De tous les livres qui décrivent Saint‑Jean, le plus amusant est Terre‑Neuve et les Terre‑neuviennes (1886), du jeune Henri de La Chaume, attaché au commerce du vice‑consul de France de 1882 à 1883. De La Chaume jette un regard toujours ironique sur les habitudes et prétentions de la petite société coloniale, allant au cœur de l’esprit des Terre‑neuviens et y explorant la naissance d’une nouvelle conscience, celle d’eux‑mêmes. De La Chaume comprenait bien la variabilité du climat à Terre‑Neuve et les explications qu’en donnaient les Terre‑Neuviens. Il nous présente avec condescendance le mode de vie et l’aspect courtisan de la petite bourgeoisie de Saint‑Jean. Avec sa connaissance des malheurs du clergé en France au XIXe siècle, il est fasciné de constater l’influence politique du clergé de toutes les confessions, en particulier celle de l’évêque catholique de Saint‑Jean. « C’est qu’à Terre‑Neuve le rôle de l’évêque catholique est un grand rôle », nous informe‑t‑il. « Il est le suprême directeur des couvents et collèges où la jeune génération de l’île va chercher des idées d’études, jusque‑là tout à fait étrangères aux indigènes ». Il est également intéressé par la multiplication des organisations de non‑buveurs un peu partout sur le continent nord‑américain. Enfin, il trouve les prêtres plus tolérants qu’ailleurs et remarque que la bonne entente règne au sein d’une population mi‑catholique, mi‑protestante. Et il comprend bien les fondements de la religion et du conservatisme à Saint‑Jean. Les hommes sont plutôt ignorants, explique‑t‑il, et n’ont pas l’idée d’employer leur intelligence à penser, tandis que les femmes, en revanche, ont l’esprit plus cultivé. Il s’intéresse aussi à la construction du chemin de fer, symbole de la « politique du progrès » promulguée par le gouvernement, qui facilitera l’exploitation des forêts et des mines de l’intérieur de l’île.

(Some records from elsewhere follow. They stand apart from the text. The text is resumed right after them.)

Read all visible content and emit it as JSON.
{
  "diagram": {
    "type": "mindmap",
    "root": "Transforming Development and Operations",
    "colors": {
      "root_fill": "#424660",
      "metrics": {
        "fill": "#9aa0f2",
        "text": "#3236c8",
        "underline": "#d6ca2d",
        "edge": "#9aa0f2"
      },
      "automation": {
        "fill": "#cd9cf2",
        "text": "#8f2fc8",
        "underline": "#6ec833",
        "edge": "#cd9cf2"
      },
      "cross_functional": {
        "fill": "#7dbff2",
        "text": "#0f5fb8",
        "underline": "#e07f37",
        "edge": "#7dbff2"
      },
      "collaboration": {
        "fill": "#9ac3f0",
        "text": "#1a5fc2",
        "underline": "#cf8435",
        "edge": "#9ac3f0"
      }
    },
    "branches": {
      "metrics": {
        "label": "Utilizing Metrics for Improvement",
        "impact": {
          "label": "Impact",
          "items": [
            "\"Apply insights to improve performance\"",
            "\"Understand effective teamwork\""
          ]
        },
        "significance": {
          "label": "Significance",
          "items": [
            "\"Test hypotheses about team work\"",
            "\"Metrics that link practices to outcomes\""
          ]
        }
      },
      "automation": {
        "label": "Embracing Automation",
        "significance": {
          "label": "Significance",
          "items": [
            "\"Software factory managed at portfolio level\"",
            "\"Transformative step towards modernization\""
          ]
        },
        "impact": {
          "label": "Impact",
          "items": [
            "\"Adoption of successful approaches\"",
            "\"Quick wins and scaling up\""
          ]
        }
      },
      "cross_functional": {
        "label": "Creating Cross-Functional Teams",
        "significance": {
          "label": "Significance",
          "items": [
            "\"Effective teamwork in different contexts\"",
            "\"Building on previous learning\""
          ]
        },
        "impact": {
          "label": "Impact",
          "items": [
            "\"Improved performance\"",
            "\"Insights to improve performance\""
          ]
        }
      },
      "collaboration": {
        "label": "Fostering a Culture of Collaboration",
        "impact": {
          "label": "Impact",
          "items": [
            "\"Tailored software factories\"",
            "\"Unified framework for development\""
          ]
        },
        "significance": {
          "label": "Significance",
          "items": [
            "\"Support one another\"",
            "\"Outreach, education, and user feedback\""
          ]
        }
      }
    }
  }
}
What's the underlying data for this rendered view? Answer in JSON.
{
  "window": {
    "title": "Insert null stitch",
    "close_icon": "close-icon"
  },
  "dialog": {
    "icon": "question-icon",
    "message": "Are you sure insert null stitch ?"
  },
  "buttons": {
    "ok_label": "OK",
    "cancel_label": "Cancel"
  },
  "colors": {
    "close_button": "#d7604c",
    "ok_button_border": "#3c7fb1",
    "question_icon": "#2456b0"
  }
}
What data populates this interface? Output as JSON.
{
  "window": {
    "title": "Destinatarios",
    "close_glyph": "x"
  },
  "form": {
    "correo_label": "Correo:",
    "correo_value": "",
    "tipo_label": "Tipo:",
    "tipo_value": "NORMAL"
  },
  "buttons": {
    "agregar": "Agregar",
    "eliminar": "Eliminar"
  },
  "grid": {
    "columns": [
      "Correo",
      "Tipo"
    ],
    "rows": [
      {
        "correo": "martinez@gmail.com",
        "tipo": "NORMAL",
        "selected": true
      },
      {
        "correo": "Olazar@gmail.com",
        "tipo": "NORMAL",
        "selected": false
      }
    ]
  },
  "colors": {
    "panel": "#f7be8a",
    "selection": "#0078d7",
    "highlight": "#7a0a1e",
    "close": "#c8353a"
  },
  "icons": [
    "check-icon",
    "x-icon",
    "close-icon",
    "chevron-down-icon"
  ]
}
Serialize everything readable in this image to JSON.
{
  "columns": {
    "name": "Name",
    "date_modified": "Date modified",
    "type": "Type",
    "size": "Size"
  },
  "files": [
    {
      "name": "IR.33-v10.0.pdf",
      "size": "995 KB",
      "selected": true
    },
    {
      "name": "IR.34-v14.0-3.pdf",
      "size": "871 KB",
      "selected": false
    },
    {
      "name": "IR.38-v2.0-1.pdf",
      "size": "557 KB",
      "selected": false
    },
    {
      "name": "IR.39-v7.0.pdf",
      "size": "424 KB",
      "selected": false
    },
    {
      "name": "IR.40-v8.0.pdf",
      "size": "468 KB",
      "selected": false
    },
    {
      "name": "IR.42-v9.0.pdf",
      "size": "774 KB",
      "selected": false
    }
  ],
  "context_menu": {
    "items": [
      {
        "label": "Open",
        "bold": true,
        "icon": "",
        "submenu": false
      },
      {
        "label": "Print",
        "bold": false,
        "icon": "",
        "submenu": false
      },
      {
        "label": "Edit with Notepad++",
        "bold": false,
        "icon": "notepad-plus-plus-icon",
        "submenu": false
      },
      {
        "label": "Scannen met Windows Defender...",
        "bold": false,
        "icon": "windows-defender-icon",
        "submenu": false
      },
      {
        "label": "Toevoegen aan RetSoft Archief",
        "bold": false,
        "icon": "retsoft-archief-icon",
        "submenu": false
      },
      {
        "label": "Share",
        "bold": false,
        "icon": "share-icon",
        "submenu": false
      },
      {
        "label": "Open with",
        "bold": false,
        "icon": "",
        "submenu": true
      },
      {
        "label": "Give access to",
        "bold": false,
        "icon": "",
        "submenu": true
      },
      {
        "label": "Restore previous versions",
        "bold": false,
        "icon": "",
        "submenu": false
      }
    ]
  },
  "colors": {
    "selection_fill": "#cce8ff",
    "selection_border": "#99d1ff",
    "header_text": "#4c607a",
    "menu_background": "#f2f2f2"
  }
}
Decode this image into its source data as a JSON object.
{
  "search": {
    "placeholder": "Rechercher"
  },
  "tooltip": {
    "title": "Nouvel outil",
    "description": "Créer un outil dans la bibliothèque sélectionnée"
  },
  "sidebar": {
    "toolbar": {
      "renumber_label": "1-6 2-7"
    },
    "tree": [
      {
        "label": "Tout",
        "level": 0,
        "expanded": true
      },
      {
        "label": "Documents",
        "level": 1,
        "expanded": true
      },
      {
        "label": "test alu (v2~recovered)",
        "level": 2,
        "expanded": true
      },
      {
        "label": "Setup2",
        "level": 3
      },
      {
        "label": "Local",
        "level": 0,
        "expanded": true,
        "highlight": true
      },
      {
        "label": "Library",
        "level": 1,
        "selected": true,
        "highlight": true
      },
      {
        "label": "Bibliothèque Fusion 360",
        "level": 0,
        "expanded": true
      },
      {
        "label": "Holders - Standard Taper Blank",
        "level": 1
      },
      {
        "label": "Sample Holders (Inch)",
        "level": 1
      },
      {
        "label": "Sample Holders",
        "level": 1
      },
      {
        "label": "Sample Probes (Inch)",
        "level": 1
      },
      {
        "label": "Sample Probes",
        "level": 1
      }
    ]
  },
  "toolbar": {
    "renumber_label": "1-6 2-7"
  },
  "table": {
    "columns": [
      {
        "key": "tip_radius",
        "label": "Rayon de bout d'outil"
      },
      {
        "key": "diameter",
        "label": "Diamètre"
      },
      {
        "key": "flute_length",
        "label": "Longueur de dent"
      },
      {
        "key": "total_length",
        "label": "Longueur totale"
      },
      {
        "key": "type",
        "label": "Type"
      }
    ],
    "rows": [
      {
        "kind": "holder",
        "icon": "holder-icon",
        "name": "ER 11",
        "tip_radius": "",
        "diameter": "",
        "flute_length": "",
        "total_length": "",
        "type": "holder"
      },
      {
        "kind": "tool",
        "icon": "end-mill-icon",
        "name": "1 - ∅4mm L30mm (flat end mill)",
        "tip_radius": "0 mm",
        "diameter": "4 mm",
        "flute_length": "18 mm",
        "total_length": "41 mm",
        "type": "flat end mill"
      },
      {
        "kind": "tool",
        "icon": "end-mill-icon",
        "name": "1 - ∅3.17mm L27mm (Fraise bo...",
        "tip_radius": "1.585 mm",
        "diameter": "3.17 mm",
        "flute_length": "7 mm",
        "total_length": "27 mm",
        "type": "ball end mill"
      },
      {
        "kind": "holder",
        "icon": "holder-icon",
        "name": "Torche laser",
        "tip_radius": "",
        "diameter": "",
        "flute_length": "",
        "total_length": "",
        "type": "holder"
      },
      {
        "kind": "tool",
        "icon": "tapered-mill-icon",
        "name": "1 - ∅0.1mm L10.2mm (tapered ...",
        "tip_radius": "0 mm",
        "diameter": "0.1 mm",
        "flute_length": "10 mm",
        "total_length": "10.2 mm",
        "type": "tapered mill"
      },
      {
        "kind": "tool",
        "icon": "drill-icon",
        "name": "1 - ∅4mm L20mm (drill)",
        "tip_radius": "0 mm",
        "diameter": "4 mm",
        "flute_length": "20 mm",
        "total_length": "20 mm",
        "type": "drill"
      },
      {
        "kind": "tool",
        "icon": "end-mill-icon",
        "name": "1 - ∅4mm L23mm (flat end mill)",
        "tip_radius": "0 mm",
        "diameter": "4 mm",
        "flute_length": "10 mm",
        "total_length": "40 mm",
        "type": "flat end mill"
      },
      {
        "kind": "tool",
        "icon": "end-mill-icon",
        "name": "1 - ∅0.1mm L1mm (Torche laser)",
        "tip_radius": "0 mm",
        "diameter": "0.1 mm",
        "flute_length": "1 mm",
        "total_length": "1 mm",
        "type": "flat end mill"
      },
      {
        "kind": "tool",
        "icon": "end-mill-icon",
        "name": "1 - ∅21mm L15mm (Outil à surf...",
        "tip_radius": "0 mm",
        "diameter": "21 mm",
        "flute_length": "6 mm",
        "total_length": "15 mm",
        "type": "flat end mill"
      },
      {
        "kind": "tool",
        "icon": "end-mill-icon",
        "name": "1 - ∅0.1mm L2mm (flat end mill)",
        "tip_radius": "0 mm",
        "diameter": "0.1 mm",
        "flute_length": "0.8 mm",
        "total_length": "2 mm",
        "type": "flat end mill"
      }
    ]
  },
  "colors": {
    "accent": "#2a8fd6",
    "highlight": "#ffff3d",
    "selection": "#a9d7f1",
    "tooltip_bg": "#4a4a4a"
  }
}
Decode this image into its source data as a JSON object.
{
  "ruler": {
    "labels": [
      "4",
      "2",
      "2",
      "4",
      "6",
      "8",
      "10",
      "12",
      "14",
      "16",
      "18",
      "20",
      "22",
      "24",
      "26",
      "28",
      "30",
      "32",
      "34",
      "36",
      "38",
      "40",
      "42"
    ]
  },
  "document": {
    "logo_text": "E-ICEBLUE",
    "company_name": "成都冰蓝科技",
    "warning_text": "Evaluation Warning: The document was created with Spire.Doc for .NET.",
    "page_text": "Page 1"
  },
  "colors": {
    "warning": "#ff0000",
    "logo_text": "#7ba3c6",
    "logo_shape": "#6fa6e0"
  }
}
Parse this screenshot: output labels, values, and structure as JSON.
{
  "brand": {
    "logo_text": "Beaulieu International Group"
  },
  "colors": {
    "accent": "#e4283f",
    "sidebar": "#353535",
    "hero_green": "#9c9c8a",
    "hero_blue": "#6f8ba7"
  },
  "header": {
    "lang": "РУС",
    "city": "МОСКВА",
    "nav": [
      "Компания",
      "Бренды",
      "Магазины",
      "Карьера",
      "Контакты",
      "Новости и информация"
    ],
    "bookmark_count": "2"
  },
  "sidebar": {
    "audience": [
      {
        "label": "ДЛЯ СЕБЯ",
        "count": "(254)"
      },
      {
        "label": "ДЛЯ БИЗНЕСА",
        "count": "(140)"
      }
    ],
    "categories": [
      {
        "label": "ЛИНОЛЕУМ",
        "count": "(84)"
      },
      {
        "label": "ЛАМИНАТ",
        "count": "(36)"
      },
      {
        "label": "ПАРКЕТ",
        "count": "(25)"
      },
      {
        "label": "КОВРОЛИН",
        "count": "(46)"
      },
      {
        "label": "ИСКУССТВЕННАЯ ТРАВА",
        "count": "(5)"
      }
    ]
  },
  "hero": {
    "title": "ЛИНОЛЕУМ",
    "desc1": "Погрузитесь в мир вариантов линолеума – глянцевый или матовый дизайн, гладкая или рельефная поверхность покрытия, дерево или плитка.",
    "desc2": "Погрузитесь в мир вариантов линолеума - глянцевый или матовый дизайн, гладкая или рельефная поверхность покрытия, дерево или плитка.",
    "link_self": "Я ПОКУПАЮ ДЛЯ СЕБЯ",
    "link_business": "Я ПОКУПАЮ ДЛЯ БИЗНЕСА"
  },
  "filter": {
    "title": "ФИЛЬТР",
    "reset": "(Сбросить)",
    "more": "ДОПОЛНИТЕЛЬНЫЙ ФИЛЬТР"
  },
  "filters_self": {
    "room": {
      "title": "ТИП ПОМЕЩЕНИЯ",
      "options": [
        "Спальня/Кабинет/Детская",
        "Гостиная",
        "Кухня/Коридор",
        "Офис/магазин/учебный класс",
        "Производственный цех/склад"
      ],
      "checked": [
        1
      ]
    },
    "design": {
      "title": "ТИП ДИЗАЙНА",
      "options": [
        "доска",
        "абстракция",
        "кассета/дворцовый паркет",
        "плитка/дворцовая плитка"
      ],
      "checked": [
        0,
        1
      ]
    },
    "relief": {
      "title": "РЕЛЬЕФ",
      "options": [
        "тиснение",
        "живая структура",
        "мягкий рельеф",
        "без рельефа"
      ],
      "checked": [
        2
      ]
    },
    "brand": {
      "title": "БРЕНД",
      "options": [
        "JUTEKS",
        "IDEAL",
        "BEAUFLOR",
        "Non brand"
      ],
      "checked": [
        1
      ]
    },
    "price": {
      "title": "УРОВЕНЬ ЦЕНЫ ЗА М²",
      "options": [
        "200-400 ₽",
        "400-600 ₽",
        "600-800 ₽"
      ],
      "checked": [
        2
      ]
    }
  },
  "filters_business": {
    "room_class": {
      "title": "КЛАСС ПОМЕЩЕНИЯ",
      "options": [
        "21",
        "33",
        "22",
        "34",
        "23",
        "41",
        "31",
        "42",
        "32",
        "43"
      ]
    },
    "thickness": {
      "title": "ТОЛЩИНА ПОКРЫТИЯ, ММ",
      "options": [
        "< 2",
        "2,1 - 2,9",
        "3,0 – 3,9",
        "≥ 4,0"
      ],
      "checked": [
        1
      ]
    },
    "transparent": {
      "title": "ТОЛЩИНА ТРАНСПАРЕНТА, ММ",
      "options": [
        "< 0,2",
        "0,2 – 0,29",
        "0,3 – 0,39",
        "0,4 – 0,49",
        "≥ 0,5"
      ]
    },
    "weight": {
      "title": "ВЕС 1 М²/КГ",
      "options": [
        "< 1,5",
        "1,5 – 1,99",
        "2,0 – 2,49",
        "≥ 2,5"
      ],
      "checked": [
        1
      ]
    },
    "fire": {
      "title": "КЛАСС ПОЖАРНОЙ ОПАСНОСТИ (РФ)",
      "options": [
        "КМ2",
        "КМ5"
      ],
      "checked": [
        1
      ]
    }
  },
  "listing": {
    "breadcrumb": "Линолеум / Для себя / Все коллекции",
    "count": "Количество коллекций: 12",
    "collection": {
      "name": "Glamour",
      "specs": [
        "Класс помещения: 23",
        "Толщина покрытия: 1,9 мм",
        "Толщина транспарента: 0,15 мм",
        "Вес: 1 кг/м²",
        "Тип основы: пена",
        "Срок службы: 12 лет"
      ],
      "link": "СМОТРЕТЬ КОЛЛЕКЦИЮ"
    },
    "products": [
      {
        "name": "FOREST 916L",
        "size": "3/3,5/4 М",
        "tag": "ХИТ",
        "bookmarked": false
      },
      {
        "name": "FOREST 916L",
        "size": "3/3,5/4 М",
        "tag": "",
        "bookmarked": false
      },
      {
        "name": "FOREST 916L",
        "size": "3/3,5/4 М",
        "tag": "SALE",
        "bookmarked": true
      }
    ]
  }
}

En 1890, l’anarchiste Élisée Reclus, exilé à la suite du coup d’état de 1851, abordera dans sa Nouvelle Géographie universelle un cinquième thème, celui du progrès industriel à Terre‑Neuve. Reclus y discute la question du refus de Terre‑Neuve d’entrer dans la Confédération canadienne. Cependant, selon lui, la question de l’annexion au Canada restait toujours « ouverte », et l’on ne cessait de la débattre, sous une forme ou sous une autre. C’est lui aussi qui rend compte de la situation des francophones de la région vers 1890, aux îles Saint‑Pierre et Miquelon, évidemment, bien qu’il présumât qu’ils vivaient aussi sur la côte voisine, ainsi que dans la péninsule d’Avalon. Il reconnaît qu’il y a une communauté de francophones à la baie Saint‑Georges et qu’on peut en rencontrer sur le French Shore pendant la saison de pêche. Il manque cependant de statistiques pour appuyer ses dires, et il perpétue aussi les mythes des « amiraux de la pêche » pour expliquer la lenteur de la colonisation de l’île. Mais plus important, il relève des signes du nouveau nationalisme terre‑neuvien : l’exportation d’autres espèces de poisson que la morue, l’adoption en 1888 d’une loi qui interdit l’exportation de « boëtte » (appâts de poisson) à Saint‑Pierre et Miquelon en compensation de l’impact de la prime accordée aux Français[4], ainsi que la croissance d’autres villes en dehors de Saint‑Jean. Il remarque aussi le début de l’industrie minière sur le littoral de la baie de Notre‑Dame, qui vise l’exploitation des gisements de cuivre, en particulier autour de Tilt Cove. Les officiers de marine nous informent aussi des progrès de l’industrie de transformation de la baleine en produits commerciaux à St. Lawrence et de la reproduction artificielle de la morue au laboratoire maritime de Dildo.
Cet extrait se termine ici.